Dans une étude publiée récemment, les chercheurs Falk et Tsoukalas modélisent un futur où la course au profit technologique fragiliserait l’économie mondiale. Un scénario catastrophe qui sert de dernier avertissement avant que le cadre législatif ne soit définitivement dépassé par la machine.
Pour les uns, l’histoire se répète : comme lors des précédentes révolutions technologiques, l’IA détruira des métiers mais en fera émerger de nouveaux. Une transition brutale, certes, mais absorbable. Pour d’autres, un scénario plus radical est redouté. L’IA pourrait non seulement supprimer massivement des emplois, mais aussi fragiliser les fondements mêmes de notre modèle économique.

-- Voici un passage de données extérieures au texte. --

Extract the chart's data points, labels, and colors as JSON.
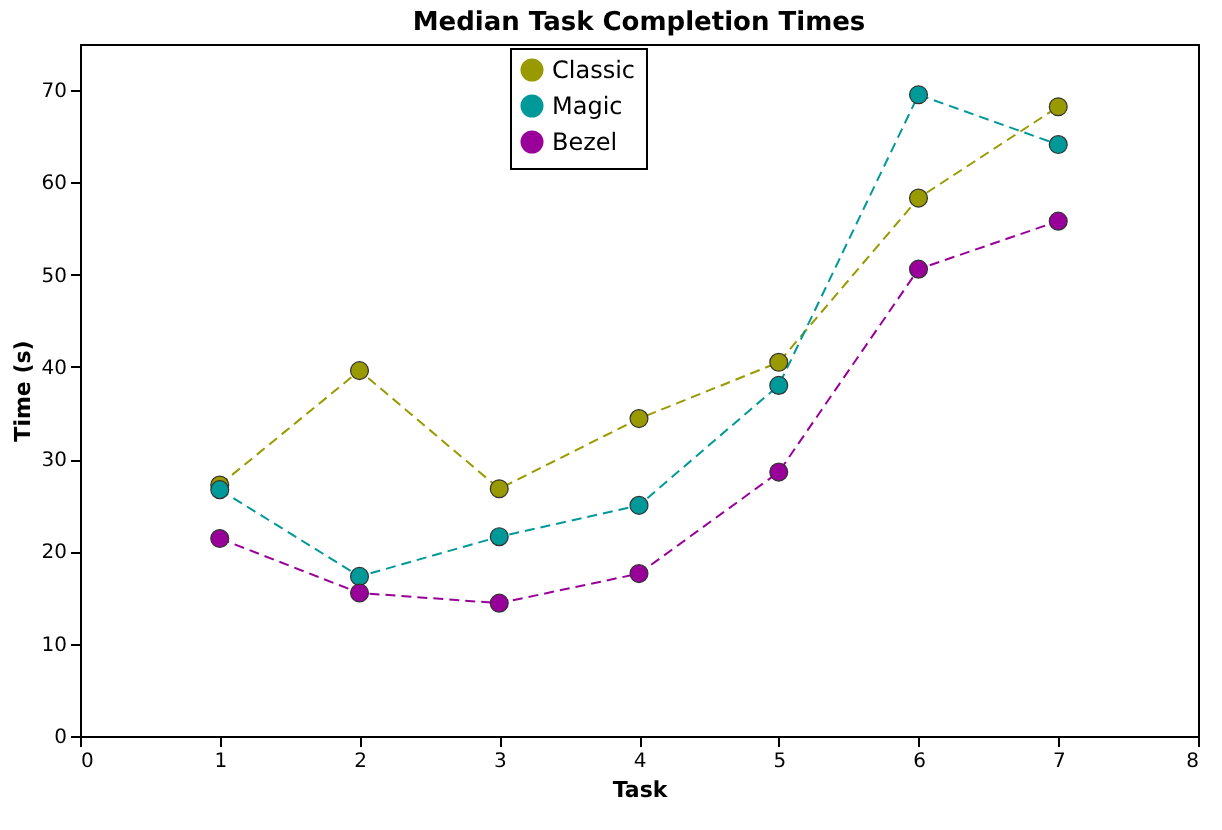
{
  "chart_data": {
    "type": "line",
    "title": "Median Task Completion Times",
    "xlabel": "Task",
    "ylabel": "Time (s)",
    "x": [
      1,
      2,
      3,
      4,
      5,
      6,
      7
    ],
    "series": [
      {
        "name": "Classic",
        "color": "#999900",
        "values": [
          27.2,
          39.6,
          26.8,
          34.4,
          40.5,
          58.3,
          68.2
        ]
      },
      {
        "name": "Magic",
        "color": "#009999",
        "values": [
          26.7,
          17.3,
          21.6,
          25.0,
          38.0,
          69.5,
          64.1
        ]
      },
      {
        "name": "Bezel",
        "color": "#990099",
        "values": [
          21.4,
          15.5,
          14.4,
          17.6,
          28.6,
          50.6,
          55.8
        ]
      }
    ],
    "xlim": [
      0,
      8
    ],
    "xticks": [
      0,
      1,
      2,
      3,
      4,
      5,
      6,
      7,
      8
    ],
    "ylim": [
      0,
      75
    ],
    "yticks": [
      0,
      10,
      20,
      30,
      40,
      50,
      60,
      70
    ],
    "grid": false,
    "legend": "top",
    "marker": "circle",
    "line_style": "dashed"
  }
}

Au-delà des effets sectoriels, une inquiétude plus large commence à se dessiner. Dans une étude publiée début mars 2026 et intitulée The AI Layoff Trap, deux chercheurs américains, Brett Hemenway Falk de l’Université de Pennsylvanie et Gerry Tsoukalas de l’Université de Boston, décrivent un mécanisme potentiellement déstabilisateur.
Selon eux, la généralisation de l’IA dans les entreprises pourrait, en cherchant à réduire les coûts, provoquer une contraction de la demande. La suppression d’emplois entraînerait une baisse des revenus, puis de la consommation, fragilisant ainsi l’équilibre économique dans son ensemble. Une dynamique qui rappelle la théorie du « PIB fantôme », déjà source d’inquiétude sur les marchés financiers.

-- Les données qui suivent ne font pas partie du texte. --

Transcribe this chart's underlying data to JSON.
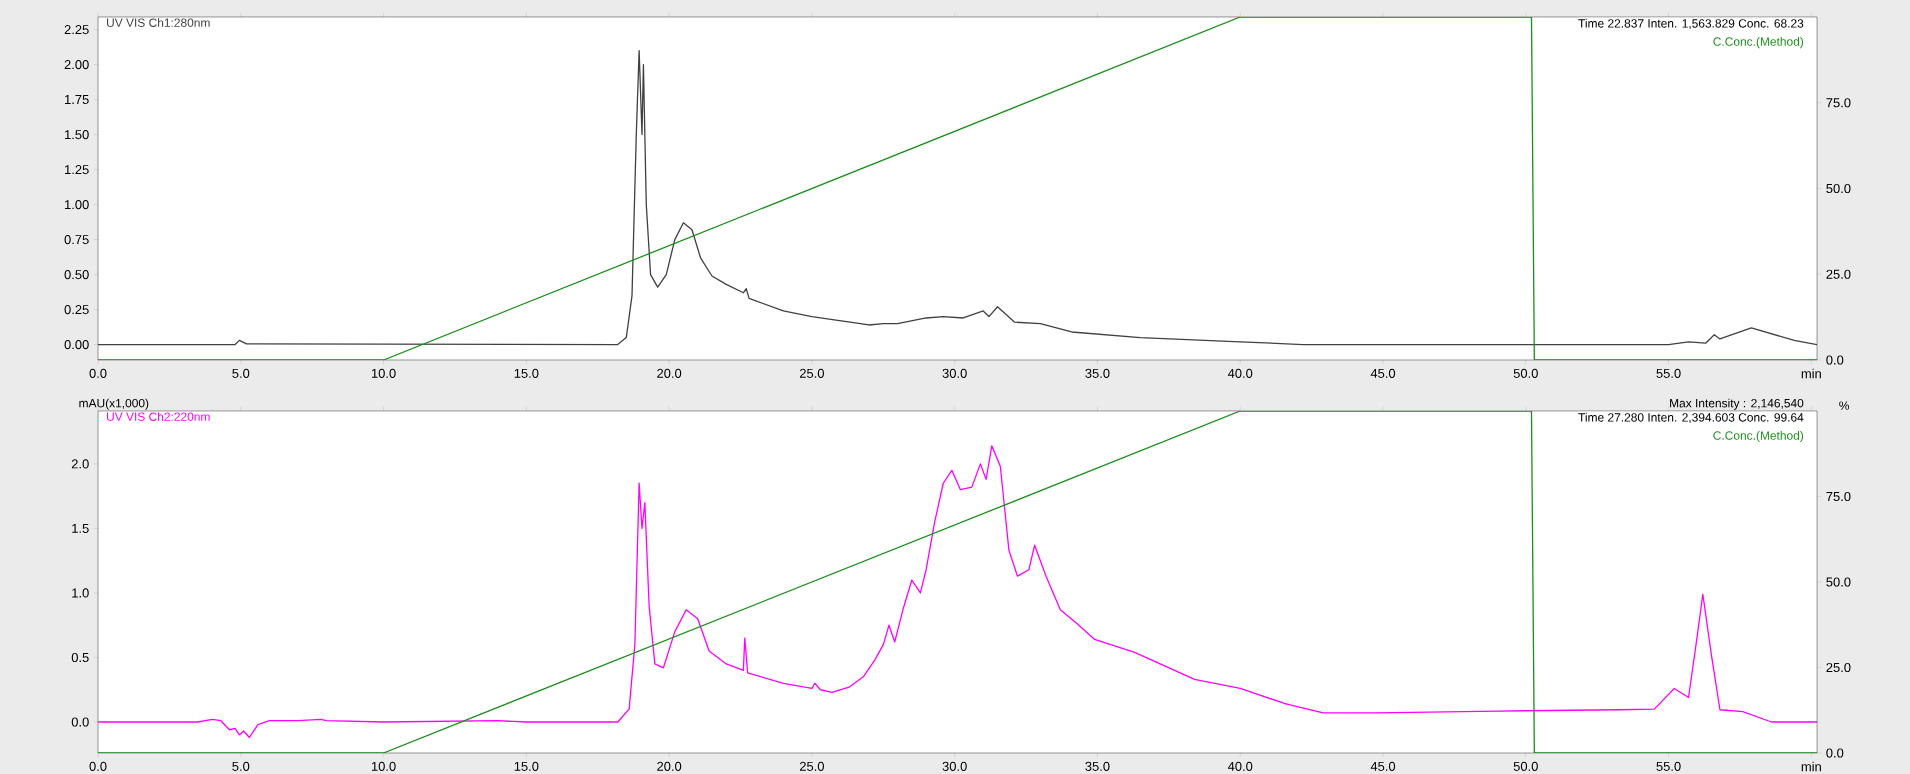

La suppression des emplois est devenue depuis quelques mois de plus en plus fréquente, y compris dans des secteurs comme le journalisme. Individuellement, ces décisions réduisent les coûts. Mais sur le plan macro, elles risquent de fragiliser l’économie. Or, si l’IA remplace les travailleurs plus vite que de nouveaux emplois ne sont créés, les revenus des ménages baissent. Et moins de revenus signifie moins de consommation, donc une demande globale en recul.
Chaque entreprise profite des économies réalisées, mais ne supporte qu’une petite partie de la baisse de consommation. Cas d’illustration : une société qui licencie 1 000 personnes économise beaucoup, mais la perte de pouvoir d’achat de ces ménages touche l’ensemble du marché.
Les chercheurs décrivent ce phénomène dans un modèle où, à mesure que l’automatisation progresse, la demande globale se contracte et finit par peser sur toutes les entreprises, même celles qui ont peu automatisé.
Les chercheurs se demandent si la dynamique de sur-automatisation peut se corriger seule ou si une intervention publique est nécessaire. L’étude passe en revue plusieurs réponses souvent évoquées (intensification de la concurrence, ajustements salariaux, participation accrue des salariés, revenu de base, formation ou encore fiscalité classique des profits), et conclut qu’aucune ne suffit à stopper la sur-automatisation. Elles peuvent réduire les impacts sociaux, mais ne changent pas les incitations fondamentales qui poussent chaque entreprise à automatiser davantage.
Les auteurs proposent donc l’instauration d’une taxe pigouvienne, inspirée des taxes sur la pollution. Cette taxe vise à faire payer aux entreprises le prix de chaque tâche automatisée en fonction du coût qu’elle impose à la demande globale. Cela rendrait l’automatisation plus coûteuse et inciterait les entreprises à remplacer le travail humain seulement quand les gains compensent réellement la perte de consommation.
Cette approche permettrait de rapprocher le niveau d’automatisation d’un optimum social, où ni les entreprises ni les travailleurs ne sont durablement pénalisés. Cependant, l’étude reste un scénario de stress test, plutôt qu’une prophétie macroéconomique ou une feuille de route. Elle met en lumière ce qui pourrait advenir si la course à la réduction des coûts par l’IA se déployait dans un cadre institutionnel très permissif, sans prétendre, à elle seule, résumer l’avenir du travail ni clore le débat sur les réponses économiques à y apporter.